In “Libraries are Boycotting Macmillan eBooks,” from Nov. 3, he writes, “While some libraries are telling patrons that Macmillan's new restrictions are why its ebooks are not available, others are simply opting not to buy any Macmillan ebooks at all. … The embargo isnt going to accomplish anything, obviously, but whats interesting about the latest developments is that at least one library head is disputing one of Sargents claims, that the libraries had agreed to this change in policy.”

For more information, follow the blog.

NISO Asks for Public Comment on Library Systems Recommended Practice

NISO (National Information Standards Organization) published a new draft Recommended Practice that is open for public comment through Nov. 30, 2019. It covers “the modernization of library-vendor technical interoperability using RESTful web service application programming interfaces (APIs) and standard mobile application intent calls. In the interest of streamlining information transfer between vendor and library systems, the scope of the draft FASTEN Recommended Practice touches on areas such as login/authentication, account information, availability, checkout, streaming options, and more.”

For more information, read the press release.

W3C Sets New Accessibility-Related Recommendation

The World Wide Web Consortium (W3C) announced that the Accessibility Guidelines Working Group published Accessibility Conformance Testing (ACT) Rules Format 1.0 as a W3C Recommendation. “This standard helps developers of automated testing tools and manual testing methodologies to write, share, and implement test rules.

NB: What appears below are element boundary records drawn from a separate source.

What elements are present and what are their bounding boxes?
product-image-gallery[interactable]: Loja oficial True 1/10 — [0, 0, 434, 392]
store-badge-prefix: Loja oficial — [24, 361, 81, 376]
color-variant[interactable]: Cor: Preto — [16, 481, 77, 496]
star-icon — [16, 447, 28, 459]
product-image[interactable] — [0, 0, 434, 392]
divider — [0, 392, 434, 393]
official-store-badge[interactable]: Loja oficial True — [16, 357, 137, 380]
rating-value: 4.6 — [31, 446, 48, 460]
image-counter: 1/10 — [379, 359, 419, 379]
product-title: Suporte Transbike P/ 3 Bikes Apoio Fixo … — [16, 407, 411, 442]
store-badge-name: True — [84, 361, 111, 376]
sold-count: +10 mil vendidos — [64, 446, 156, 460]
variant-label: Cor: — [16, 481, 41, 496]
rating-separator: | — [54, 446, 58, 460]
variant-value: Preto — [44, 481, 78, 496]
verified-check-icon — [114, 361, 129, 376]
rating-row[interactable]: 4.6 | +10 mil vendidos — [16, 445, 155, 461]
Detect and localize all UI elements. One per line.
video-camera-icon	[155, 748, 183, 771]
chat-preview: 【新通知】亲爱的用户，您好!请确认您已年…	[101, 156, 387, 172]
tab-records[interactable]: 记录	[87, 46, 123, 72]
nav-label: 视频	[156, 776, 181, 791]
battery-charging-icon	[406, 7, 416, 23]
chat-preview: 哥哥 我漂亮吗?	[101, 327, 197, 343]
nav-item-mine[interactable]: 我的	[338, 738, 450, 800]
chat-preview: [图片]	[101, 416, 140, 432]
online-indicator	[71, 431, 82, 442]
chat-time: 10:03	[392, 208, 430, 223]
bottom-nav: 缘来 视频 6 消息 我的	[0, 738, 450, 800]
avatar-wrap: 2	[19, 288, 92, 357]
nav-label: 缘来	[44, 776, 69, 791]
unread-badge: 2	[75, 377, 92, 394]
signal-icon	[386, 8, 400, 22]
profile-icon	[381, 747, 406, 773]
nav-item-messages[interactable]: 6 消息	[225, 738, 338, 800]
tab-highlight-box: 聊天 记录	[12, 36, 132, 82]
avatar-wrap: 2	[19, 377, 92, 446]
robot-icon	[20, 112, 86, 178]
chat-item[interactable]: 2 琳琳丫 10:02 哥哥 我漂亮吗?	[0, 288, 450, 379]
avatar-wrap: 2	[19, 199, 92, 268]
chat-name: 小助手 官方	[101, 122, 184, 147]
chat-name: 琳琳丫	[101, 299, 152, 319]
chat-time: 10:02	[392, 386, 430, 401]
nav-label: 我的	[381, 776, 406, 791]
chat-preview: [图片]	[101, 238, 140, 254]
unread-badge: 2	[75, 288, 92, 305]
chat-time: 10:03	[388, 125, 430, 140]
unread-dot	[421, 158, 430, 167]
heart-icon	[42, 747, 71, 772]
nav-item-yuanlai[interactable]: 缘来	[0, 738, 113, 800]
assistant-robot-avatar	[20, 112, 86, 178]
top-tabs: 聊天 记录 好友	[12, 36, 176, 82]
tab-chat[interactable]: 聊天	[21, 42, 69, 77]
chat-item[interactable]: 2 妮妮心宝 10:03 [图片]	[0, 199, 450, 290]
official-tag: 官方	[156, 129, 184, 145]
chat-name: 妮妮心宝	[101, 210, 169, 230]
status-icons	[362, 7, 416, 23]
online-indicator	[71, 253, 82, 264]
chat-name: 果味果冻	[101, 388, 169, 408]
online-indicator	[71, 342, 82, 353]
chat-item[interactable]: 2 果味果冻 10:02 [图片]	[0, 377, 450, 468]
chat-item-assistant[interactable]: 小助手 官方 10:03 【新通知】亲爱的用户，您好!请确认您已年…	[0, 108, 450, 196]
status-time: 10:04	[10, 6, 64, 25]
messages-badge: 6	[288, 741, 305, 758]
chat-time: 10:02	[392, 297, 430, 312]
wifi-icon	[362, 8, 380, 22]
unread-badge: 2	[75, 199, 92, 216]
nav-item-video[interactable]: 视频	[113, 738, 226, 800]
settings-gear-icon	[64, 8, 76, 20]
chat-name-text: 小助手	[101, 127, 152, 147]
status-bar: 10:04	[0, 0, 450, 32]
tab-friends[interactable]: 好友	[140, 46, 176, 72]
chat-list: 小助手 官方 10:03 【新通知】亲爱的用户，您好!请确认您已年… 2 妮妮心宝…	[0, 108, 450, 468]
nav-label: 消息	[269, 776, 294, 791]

The test rules contribute to consistent testing for accessibility standards compliance. … For more information and examples of organizations already using ACT, see the blog post: Calibrate Your Accessibility Evaluation With ACT.”

For more information, read the news item.

Open Access Button Introduces InstantILL in Beta

The Open Access Button announced that InstantILL is being released in beta. It has a new website with a step-by-step demo to share its features. The 300-plus libraries on the waiting list will be able to test InstantILL’s setup process and implement the tool. To participate in the beta testing, join the waiting list.

For more information, read the blog post.

U.S. Copyright Office Debuts Video Series on Copyright Basics

The U.S. Copyright Office introduced the Learning Engine video series on its website and YouTube channel. The series gives viewers primers on the U.S. Copyright Office and copyright concepts. “Through these short videos, viewers will learn about issues like what is copyright, copyright on the internet, what to do when others use your ideas, fair use, and the public domain.” New videos will be added to the series periodically.

For more information, read the news item.

Soar Makes Its Satellite Map Publicly Accessible

Soar announced that it has opened its satellites to the public, “which provide near-real time imagery all across Earth at 10m resolution per pixel.” Site visitors can see high-definition aerial views of various locations, as well as environmental disasters such as wildfires, tsunamis, and hurricanes. “Governments will also be able to monitor activities such as the protests in Hong Kong, illegal mining or deforestation.”

The satellite images come “from the European Space Agency’s Sentinel and NASA’s Landsat feeds and the SuperView and Gaofen satellites.” Soar plans for the map to also integrate imagery from drone pilots around the world.